Altersempfehlung: ab 16
Port de Manacor
Porto Cristo - Mai 2009
„Ich gehe oder besser gesagt fahre“ Ich steckte den Kopf vom Bad aus ins Zimmer und warf einen kurzen Blick zu meiner besten Freundin Sara. Sie stand neben dem Bett mit einem breiten Lächeln und diesem verdächtigen Blick.
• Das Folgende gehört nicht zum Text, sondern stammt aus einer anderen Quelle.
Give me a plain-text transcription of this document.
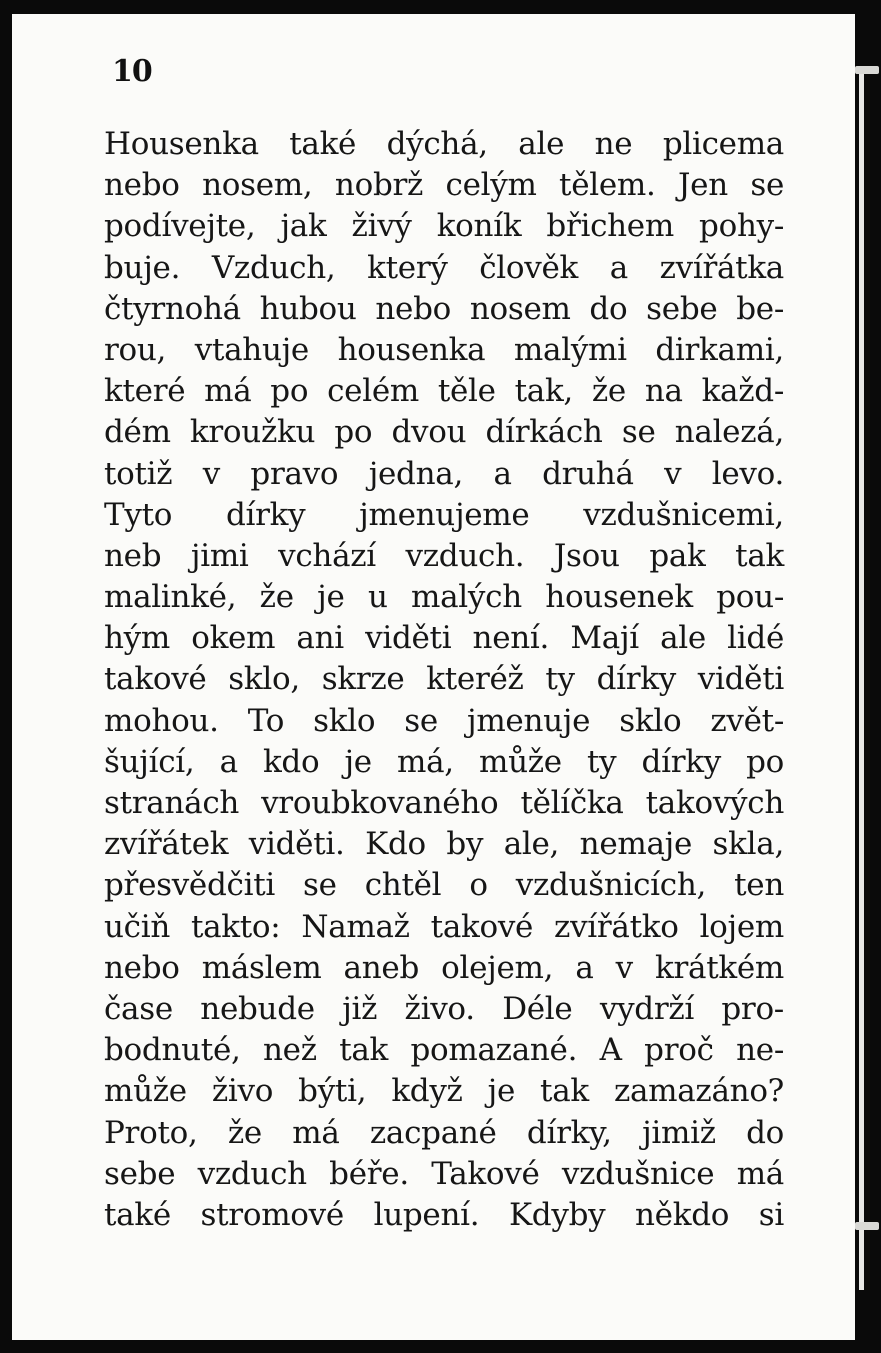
10
Housenka také dýchá, ale ne plicema
nebo nosem, nobrž celým tělem. Jen se
podívejte, jak živý koník břichem pohy-
buje. Vzduch, který člověk a zvířátka
čtyrnohá hubou nebo nosem do sebe be-
rou, vtahuje housenka malými dirkami,
které má po celém těle tak, že na každ-
dém kroužku po dvou dírkách se nalezá,
totiž v pravo jedna, a druhá v levo.
Tyto dírky jmenujeme vzdušnicemi,
neb jimi vchází vzduch. Jsou pak tak
malinké, že je u malých housenek pou-
hým okem ani viděti není. Mají ale lidé
takové sklo, skrze kteréž ty dírky viděti
mohou. To sklo se jmenuje sklo zvět-
šující, a kdo je má, může ty dírky po
stranách vroubkovaného tělíčka takových
zvířátek viděti. Kdo by ale, nemaje skla,
přesvědčiti se chtěl o vzdušnicích, ten
učiň takto: Namaž takové zvířátko lojem
nebo máslem aneb olejem, a v krátkém
čase nebude již živo. Déle vydrží pro-
bodnuté, než tak pomazané. A proč ne-
může živo býti, když je tak zamazáno?
Proto, že má zacpané dírky, jimiž do
sebe vzduch béře. Takové vzdušnice má
také stromové lupení. Kdyby někdo si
Nebenbei hüpfte sie unruhig und hibbelig vom einen Bein auf das andere. „Viel Spass, ich drücke dir die Daumen das du nicht umsonst hinfährst“ Das meinte ich ausnahmsweise sogar mal ernst! “Gracias, bis dann“ Sie holte tief Luft bevor sie ihre Tasche mitnahm und dann das Hotelzimmer verliess.
Da ich jetzt meine Ruhe hatte und auch viel Zeit, lief ich raus auf den Balkon und genoss den Meerblick. Hier könnte ich es echt eine Weile aushalten auch wenn ich Sara dafür verfluche das sie mich in dieses verschlafene Nest geschleppt hat.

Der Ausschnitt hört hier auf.